Tuesday, September 25, 2007

Fun Fact #9: Iranian President Speaks at Columbia U

Two delightful questions posed by Iranian President Mahmoud Ahmadinejad, at Columbia University today:


I'm not entirely sure he proclaimed the Holocaust as fiction, but if he doesn't question it entirely,
he certianly questions its cause, timing and effect.

"My first question was, if, given that the Holocaust is a present reality of our time, a history that occurred, why is there not sufficient research that can approach the topic from different perspectives? Our friends refer to 1930 as the point of the departure for this development; however, I believe the Holocaust, from what we read, happened during World War II after 1930 in the 1940s. So, you know, we have to really be able to trace the event."

Is he saying that he thinks the Jews were imprisoned for some just cause, but the advent of WWII invoked Nazi Germany to exterminate their prisoners?

My question was simple. There are researchers who want to push the topic from a different perspective. Why are they put into prison? Right now there are a number of European academics who have been sent to prison because they attempted to write about the Holocaust, so researchers from a different perspective, questioning certain aspects of it -- my question is, why isn't it open to all forms of research? I have been told that there's been enough research on the topic. And I ask, well, when it comes to topics such as freedom, topics such as democracy, concepts and norms such as God, religion, physics even or chemistry, there's been a lot of research, but we still continue more research on those topics. We encourage it. But then why don't we encourage more research on a historical event that has become the root, the cause of many heavy catastrophes in the region in this time and age? Why shouldn't there be more research about the root causes? That was my first question.
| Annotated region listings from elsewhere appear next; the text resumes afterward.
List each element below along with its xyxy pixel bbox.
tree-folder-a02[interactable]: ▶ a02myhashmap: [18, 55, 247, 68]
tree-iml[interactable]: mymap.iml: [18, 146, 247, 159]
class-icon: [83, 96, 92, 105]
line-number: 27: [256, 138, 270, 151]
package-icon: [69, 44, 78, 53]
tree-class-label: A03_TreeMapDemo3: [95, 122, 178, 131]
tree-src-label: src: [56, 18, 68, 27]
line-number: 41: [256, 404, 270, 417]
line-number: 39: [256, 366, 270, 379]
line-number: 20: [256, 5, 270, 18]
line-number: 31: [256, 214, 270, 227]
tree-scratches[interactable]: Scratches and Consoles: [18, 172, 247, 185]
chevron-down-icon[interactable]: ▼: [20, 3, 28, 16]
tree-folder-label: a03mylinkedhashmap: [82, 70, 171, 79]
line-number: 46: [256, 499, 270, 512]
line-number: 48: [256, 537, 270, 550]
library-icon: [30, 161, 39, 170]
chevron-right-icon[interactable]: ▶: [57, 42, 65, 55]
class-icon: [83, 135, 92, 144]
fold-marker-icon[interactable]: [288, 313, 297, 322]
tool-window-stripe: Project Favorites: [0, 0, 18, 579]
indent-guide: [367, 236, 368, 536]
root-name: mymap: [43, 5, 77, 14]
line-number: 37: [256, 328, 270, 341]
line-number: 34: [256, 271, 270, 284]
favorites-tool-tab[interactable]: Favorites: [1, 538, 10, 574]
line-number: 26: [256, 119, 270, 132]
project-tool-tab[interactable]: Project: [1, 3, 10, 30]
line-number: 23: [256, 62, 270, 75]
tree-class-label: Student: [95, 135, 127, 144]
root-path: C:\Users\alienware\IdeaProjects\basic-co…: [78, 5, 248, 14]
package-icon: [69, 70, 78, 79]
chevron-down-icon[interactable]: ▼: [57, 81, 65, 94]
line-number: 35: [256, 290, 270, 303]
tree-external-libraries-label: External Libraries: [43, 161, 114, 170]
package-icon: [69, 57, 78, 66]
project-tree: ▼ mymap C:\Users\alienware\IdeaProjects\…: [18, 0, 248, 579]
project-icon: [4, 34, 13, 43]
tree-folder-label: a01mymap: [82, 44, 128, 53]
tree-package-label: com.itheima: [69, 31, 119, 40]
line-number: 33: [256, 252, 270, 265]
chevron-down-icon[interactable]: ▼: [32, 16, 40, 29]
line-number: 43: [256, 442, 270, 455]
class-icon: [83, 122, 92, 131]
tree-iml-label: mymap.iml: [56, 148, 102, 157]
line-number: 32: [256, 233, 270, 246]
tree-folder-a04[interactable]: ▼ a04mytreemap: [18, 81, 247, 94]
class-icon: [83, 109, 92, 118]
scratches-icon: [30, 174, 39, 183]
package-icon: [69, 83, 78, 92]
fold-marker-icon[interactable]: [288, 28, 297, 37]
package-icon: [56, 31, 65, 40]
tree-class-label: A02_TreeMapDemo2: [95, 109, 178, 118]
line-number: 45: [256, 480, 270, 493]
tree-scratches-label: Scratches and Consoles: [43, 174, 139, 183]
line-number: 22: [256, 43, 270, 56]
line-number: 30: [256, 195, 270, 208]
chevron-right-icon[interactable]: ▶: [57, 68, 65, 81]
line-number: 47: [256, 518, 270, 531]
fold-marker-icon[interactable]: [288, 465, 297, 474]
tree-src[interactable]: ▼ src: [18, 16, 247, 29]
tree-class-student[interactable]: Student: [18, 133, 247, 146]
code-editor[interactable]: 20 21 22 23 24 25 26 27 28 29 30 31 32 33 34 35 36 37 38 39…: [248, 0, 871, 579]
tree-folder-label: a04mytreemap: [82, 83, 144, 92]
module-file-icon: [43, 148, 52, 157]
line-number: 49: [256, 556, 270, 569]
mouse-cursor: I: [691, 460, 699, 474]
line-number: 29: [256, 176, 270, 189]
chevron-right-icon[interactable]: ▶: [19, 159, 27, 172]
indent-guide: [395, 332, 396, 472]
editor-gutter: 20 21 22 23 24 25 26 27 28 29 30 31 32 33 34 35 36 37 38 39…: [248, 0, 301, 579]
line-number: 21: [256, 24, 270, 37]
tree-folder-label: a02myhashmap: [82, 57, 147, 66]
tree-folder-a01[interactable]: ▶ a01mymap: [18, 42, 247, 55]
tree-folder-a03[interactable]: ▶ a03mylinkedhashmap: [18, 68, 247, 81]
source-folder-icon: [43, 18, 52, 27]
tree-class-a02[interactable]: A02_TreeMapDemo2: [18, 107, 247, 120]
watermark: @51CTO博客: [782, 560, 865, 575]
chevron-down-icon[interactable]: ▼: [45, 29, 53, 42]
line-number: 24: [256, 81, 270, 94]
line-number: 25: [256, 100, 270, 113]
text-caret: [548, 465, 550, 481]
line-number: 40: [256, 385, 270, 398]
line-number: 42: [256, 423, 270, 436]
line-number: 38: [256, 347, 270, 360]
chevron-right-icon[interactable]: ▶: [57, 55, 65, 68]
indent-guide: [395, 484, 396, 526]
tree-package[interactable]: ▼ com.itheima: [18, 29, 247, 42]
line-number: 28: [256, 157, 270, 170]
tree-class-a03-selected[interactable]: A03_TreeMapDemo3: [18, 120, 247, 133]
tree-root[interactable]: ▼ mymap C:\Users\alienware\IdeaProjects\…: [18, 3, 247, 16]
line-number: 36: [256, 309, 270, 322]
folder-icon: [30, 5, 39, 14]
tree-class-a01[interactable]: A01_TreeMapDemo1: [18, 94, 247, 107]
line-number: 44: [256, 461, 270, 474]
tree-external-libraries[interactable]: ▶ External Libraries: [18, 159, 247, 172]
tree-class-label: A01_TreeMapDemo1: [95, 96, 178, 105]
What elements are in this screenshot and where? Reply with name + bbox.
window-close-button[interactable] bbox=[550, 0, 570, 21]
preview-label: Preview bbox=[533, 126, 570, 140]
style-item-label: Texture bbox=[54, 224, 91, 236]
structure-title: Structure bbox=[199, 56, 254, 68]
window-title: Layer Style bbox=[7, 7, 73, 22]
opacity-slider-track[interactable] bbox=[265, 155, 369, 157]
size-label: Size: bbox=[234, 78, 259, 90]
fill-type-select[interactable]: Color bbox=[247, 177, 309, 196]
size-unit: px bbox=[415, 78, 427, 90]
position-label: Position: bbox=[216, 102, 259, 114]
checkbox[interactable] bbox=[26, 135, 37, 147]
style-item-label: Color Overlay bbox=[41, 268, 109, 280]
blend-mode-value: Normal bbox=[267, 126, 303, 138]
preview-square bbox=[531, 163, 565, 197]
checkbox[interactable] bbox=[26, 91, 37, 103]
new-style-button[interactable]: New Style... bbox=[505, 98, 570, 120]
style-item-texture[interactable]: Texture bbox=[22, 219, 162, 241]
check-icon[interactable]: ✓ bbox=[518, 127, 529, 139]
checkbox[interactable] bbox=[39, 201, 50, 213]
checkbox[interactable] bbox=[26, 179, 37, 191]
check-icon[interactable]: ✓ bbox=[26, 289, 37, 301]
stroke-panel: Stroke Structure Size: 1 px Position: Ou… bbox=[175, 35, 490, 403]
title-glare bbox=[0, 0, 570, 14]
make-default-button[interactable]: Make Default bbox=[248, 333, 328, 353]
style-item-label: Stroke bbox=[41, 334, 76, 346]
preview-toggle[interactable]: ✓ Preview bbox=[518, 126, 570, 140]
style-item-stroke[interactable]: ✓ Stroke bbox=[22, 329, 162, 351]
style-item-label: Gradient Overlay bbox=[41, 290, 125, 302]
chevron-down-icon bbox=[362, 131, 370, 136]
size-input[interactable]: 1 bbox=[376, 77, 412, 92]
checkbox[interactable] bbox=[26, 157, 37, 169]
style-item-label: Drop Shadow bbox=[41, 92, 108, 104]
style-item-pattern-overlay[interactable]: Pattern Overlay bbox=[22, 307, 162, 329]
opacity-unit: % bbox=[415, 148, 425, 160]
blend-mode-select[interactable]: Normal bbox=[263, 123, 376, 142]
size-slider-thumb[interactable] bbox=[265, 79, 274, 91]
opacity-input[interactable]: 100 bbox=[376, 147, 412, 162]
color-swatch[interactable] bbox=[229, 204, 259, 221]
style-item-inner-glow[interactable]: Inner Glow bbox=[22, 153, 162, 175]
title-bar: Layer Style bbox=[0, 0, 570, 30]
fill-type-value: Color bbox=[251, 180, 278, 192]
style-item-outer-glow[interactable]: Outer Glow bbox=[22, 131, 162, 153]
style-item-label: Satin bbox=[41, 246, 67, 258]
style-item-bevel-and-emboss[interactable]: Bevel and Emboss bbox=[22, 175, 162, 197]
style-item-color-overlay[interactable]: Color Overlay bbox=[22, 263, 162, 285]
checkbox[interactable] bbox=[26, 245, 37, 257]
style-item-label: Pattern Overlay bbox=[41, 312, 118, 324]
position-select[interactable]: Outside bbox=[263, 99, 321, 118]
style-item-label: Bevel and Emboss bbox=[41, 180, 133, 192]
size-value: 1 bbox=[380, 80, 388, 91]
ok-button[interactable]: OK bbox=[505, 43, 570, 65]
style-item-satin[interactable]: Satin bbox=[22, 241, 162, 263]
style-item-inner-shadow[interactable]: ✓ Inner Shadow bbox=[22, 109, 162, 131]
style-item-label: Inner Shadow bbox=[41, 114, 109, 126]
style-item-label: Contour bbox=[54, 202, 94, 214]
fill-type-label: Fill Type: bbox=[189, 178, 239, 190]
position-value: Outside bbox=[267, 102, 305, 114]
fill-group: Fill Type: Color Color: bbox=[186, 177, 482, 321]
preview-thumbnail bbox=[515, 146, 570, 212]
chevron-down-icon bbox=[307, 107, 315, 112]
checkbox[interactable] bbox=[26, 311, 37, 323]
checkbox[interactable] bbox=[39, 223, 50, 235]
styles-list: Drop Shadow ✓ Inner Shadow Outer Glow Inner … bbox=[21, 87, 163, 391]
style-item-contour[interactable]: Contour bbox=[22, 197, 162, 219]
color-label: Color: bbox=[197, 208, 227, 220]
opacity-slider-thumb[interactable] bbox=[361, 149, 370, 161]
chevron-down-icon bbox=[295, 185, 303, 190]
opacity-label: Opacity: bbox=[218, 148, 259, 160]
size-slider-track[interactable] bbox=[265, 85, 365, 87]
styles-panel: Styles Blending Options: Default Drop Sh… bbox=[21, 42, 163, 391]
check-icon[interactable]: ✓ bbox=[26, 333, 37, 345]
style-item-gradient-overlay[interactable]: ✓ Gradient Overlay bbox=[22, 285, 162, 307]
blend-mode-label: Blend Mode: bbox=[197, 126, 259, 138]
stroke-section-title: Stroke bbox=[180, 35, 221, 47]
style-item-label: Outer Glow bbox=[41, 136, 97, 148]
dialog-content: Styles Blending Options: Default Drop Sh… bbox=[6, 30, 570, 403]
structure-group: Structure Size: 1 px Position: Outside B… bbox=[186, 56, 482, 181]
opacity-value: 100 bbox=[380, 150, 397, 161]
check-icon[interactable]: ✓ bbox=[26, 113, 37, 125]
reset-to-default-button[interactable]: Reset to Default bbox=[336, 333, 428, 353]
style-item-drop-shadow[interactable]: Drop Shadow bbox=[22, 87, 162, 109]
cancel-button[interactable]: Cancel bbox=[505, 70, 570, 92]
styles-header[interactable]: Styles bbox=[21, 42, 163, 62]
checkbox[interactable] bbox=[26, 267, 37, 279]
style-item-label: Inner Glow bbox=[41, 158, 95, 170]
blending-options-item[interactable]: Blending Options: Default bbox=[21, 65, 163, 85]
Hmmm... that's enlightening! "Why are they put into prison?" He's searching for Hitler's "just cause". Well, pardon me, but I think it's pretty well documented... to the hilt.

"And my second question -- well, given this historical event, if it is a reality, we need to still question whether the Palestinian people should be paying for it or not. After all, it happened in Europe. The Palestinian people had no role to play in it. So why is it that the Palestinian people are paying the price of an event they had nothing to do with?"

Correct me if I'm wrong, but the Palestinians aren't paying for the Holocaust... they're paying for their own terroristic acts... no?